Antti Niemi stepped up his play these Stanley Cup Playoffs, and was a main reason why the Sharks came oh so close to a third conference finals appearance in four years. He posted a .930 SV% and 1.87 GAA in 11 playoff appearances after starting 43 of his teams 48 games en route to his first Vezina Trophy nomination.
The 29-year old was a workhorse in the regular season, and followed it up with his best playoff performance of his career. So why do the Sharks need to go acquire a proven backup this free agent season? Because Niemi plays better when he has gas left in the tank, and the lockout shortened season limited him to 43 games, not 60 plus.
Niemi played 60 games in his first full season as the Sharks starter and posted very solid numbers (.920 SV%, 2.38 GAA, 6 shutouts). Yet when the playoffs rolled around, his numbers dipped to .896 and 3.22, including a horrendous .868 SV% and 3.68 GAA in the 5-game series loss to the Canucks.

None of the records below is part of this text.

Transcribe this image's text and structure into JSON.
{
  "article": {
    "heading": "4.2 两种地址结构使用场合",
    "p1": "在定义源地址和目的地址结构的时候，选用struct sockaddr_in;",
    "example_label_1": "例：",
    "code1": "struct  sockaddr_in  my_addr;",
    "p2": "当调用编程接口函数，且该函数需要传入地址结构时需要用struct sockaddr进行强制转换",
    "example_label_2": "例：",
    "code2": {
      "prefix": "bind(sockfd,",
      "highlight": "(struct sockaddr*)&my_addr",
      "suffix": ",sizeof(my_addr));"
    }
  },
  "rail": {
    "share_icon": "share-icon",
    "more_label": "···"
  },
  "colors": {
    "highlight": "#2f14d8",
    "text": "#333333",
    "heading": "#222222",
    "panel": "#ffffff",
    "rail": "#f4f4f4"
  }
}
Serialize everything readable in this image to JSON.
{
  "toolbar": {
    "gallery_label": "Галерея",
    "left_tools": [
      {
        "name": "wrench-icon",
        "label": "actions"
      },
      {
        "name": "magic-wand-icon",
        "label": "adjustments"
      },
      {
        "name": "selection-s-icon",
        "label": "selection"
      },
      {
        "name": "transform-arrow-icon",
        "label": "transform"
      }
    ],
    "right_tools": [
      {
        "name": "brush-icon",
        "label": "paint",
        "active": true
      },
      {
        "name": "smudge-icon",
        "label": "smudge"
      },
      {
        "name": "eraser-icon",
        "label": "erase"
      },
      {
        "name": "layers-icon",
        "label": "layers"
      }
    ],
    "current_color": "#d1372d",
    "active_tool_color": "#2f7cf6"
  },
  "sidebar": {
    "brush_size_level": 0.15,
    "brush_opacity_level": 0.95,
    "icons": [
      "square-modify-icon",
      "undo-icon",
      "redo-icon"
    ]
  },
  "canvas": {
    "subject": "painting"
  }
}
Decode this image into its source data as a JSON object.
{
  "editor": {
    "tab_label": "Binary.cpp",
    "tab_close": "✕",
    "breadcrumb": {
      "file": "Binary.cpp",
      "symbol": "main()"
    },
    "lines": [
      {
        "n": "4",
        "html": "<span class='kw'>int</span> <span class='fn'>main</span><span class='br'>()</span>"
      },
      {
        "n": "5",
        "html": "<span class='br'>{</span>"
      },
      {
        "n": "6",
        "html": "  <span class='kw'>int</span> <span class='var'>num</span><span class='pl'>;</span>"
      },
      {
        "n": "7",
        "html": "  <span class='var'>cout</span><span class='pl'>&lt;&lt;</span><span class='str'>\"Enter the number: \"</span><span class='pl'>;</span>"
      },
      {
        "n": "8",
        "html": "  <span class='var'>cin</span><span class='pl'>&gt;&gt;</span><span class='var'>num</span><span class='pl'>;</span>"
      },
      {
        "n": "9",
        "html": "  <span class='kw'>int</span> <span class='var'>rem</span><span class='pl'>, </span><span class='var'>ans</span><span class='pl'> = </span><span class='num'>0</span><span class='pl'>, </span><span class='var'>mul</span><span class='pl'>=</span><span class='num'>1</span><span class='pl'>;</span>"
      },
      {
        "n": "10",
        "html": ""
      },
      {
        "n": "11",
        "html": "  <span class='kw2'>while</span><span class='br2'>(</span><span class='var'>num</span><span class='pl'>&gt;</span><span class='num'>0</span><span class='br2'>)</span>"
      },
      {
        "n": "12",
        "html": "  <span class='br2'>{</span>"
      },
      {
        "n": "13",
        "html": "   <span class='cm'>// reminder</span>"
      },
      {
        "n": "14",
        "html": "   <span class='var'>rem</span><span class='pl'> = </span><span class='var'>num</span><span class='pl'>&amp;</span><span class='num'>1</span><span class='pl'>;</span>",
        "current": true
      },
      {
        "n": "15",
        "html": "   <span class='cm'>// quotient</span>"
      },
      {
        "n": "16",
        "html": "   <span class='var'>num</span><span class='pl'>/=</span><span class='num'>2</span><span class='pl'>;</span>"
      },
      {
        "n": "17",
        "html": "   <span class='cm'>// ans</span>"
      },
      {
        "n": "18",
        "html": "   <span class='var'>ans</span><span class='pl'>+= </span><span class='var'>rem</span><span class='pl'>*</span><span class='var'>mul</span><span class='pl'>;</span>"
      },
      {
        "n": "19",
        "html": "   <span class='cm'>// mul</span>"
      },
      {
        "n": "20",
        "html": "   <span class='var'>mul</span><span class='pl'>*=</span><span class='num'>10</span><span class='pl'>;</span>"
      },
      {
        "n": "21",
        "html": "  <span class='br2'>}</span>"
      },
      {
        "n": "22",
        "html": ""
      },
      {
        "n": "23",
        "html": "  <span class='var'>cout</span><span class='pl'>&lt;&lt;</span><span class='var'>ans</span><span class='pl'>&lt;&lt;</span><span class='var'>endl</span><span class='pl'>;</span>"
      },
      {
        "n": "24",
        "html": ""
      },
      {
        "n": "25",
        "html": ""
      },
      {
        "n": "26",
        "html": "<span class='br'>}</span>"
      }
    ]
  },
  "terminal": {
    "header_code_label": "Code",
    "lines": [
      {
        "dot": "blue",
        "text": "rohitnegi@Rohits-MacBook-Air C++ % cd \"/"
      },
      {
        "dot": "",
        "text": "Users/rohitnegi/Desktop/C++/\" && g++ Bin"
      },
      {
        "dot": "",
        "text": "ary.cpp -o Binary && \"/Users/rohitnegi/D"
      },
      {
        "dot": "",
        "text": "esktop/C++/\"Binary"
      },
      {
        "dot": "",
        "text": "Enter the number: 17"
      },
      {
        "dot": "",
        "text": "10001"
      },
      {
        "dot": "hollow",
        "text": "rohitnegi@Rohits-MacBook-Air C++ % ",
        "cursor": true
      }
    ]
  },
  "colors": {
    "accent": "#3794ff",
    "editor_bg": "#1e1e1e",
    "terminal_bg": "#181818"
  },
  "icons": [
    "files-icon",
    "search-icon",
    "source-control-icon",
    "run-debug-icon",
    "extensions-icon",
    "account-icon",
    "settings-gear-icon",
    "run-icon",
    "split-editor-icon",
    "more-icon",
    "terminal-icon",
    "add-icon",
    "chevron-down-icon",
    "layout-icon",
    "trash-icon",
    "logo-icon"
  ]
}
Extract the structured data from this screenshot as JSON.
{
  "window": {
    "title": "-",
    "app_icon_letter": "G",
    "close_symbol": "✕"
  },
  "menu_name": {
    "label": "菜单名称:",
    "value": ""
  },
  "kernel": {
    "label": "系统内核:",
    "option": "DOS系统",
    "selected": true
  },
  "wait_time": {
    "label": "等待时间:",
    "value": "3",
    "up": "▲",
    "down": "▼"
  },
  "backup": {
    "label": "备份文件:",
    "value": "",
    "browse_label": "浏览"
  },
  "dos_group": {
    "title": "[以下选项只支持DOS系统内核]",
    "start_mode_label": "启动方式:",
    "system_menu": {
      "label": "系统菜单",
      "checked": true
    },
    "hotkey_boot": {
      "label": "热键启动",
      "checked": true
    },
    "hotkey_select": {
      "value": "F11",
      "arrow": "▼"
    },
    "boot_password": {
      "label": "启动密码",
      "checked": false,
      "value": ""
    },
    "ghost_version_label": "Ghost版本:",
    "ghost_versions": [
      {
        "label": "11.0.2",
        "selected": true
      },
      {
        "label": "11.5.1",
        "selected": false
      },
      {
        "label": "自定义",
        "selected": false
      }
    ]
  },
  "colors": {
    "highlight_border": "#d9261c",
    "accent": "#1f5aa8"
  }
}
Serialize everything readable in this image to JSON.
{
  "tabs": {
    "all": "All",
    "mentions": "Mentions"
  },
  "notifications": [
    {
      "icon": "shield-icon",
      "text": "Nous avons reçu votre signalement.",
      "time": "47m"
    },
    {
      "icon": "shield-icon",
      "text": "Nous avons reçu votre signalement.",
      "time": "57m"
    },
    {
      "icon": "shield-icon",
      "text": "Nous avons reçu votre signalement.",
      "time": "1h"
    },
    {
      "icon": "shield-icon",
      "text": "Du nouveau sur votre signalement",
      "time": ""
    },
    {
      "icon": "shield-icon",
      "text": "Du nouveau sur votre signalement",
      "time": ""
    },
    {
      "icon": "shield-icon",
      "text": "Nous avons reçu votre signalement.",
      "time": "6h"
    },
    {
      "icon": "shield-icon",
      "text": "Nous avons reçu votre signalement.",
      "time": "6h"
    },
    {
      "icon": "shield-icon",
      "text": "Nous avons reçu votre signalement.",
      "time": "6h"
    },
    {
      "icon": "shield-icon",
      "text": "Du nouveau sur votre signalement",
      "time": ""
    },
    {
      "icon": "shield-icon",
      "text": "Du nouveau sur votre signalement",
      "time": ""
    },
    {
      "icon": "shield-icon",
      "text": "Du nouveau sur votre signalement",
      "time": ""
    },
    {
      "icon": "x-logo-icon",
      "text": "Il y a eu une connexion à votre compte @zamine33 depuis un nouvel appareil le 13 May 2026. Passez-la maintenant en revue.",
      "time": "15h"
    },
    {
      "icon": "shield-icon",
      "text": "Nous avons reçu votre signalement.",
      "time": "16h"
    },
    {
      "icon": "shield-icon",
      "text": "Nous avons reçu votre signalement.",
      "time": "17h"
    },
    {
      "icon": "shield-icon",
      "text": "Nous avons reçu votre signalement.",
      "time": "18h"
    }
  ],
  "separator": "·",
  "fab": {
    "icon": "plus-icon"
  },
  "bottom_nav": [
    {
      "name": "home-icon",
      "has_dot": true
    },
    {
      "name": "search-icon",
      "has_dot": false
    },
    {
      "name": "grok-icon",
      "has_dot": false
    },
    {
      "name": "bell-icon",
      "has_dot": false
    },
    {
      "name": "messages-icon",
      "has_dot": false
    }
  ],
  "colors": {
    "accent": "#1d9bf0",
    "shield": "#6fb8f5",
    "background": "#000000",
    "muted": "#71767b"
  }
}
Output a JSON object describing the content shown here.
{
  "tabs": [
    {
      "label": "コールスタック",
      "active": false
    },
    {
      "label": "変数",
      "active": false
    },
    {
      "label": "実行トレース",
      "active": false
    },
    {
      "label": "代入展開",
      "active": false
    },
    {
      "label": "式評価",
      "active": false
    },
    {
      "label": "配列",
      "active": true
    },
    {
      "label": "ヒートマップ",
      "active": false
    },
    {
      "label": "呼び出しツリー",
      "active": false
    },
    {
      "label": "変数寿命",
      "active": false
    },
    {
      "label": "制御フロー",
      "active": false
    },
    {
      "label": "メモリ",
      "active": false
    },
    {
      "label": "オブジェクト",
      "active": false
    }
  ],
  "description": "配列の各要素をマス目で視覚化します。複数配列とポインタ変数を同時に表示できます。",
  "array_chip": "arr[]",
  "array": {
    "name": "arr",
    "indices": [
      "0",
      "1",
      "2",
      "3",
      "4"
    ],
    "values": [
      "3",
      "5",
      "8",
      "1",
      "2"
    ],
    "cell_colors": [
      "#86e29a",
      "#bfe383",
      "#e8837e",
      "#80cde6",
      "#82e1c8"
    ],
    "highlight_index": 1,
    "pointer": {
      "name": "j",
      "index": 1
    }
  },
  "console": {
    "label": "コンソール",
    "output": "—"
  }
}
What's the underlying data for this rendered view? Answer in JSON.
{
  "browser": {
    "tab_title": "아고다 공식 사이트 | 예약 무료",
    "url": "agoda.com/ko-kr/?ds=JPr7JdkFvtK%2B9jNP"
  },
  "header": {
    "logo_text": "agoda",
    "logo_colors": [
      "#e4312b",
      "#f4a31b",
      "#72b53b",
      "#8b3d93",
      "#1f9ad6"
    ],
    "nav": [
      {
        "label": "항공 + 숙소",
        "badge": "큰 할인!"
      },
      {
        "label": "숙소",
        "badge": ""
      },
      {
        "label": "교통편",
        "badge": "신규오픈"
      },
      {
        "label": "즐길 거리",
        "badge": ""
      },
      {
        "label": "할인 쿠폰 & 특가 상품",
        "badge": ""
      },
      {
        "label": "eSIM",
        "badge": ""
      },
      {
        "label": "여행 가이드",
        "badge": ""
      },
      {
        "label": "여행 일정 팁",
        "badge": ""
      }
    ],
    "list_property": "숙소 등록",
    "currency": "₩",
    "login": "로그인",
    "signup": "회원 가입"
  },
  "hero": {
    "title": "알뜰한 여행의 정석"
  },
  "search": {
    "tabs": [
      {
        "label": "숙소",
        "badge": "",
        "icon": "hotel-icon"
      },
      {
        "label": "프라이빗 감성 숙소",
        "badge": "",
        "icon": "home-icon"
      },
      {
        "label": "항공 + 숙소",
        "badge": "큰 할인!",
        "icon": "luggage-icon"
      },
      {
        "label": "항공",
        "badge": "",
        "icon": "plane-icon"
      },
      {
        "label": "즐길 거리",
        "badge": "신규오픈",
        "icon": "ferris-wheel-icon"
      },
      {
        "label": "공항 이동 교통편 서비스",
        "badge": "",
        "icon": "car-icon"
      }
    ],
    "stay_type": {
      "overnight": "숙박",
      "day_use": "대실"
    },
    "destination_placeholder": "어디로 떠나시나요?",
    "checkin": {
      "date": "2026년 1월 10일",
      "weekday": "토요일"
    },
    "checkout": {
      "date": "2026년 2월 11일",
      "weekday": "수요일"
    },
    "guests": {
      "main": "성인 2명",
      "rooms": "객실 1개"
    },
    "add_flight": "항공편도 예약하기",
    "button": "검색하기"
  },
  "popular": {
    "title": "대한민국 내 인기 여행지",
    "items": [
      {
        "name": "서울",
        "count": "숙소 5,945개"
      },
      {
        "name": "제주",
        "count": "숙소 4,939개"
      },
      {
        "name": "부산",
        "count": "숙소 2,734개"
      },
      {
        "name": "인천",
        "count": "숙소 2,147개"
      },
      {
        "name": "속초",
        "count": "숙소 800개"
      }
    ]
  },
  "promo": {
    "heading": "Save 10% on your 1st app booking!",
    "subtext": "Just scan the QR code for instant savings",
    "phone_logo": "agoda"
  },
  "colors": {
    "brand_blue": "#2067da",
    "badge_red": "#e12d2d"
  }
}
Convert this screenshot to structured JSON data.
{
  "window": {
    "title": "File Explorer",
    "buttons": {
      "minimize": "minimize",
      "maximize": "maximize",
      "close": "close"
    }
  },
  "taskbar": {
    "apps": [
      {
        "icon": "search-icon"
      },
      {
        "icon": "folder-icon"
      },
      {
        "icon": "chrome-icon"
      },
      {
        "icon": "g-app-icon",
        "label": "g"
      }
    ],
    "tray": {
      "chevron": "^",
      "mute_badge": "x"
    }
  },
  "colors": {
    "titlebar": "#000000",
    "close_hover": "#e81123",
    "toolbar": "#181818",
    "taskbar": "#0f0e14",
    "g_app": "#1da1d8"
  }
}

Last season wasn’t as ugly, but after starting in 68 regular season games, Niemi got outplayed by Brian Elliot of the Blues in another 5-game playoff exit. After playing phenomenal in the series opener with a 40-save performance, the Finnish goalie would lose four straight games and post an .899 SV%.
Two straight seasons of 60 plus starts followed by two straight seasons of poor playoff performances points to the fact that Niemi needs a capable backup who can help him cut down his games played. Yes he started almost every game for the Sharks this season, but it’s more the grind of an 82 game season that hurts Niemi’s play. If he had played 65-70 games this season, he likely wouldn’t have gone on to post the numbers he did.
With the Hawks in 2010, Niemi only played 39 regular season games thanks to Cristobal Huet. We all know Niemi wasn’t the reason the Hawks won the cup, but he was still good enough to get the 16 W’s.
And that’s the thing: the Sharks are a good enough team to not have to ask for a Jonathan Quick-like performance from Niemi. In the 7 game series versus the Kings, San Jose gave up just 24.6 shots per game. While Quick had a stellar .951 SV%, Niemi’s was a very respectable .924, and San Jose came within one goal of sending game 7 to overtime, where anything could have happened. But in order for Niemi to be able to get to that .920 mark, the Sharks need to give him some rest during the regular season. They can’t rely on Thomas Greiss or Alex Stalock to play 25 plus games.This off-season is the perfect opportunity to sign a veteran free agent goaltender to a one-year deal because most of the Sharks roster is in tack, both their young backups are UFAs anyway, and next season all hell may break loss when the likes of Couture, Pavelski, Thornton, Marleau and Boyle all become free agents (yes Couture will be an RFA but he still warrants a significant raise from his current $2.875-million contract).
So with that in mind, here are two upcoming UFA goaltenders that may be a good fit in the Bay area next season.
Ray Emery: Something is working in Chicago this year and part of it may have something to do with the rest Corey Crawford was given during the season. Crawford played in just 30 games and now is five games away from winning his second Stanley Cup. Oh and did I mention that the 30 year-old Emery went 17-1-0 this season? That he posted a .922 SV% and 1.94 GAA? Emery is a proven winner when healthy, he knows the Western conference and he would be able to take the load off of Niemi, not to mention win some games.
Nikolai Khabibulin: Yes the ‘Bulin Wall’ is already 40, but if he doesn’t retire, the Sharks would do well to see if he’d be interested in a one-year deal. He played in 40 games for the defense-absent Oilers two years ago, and posted decent numbers (.910 SV%, 2.65 GAA). He played 12 games in the lockout shortened season (25% of the team’s games) and had a .923 SV%, his best in over a decade.
Next season will be a huge won for the Sharks as their window of opportunity continues to close (this time for real…). Their veterans can still contribute and are in the last year of their contracts. With San Jose coming so close year after year, a proven backup goaltender might just be the final piece of the puzzle.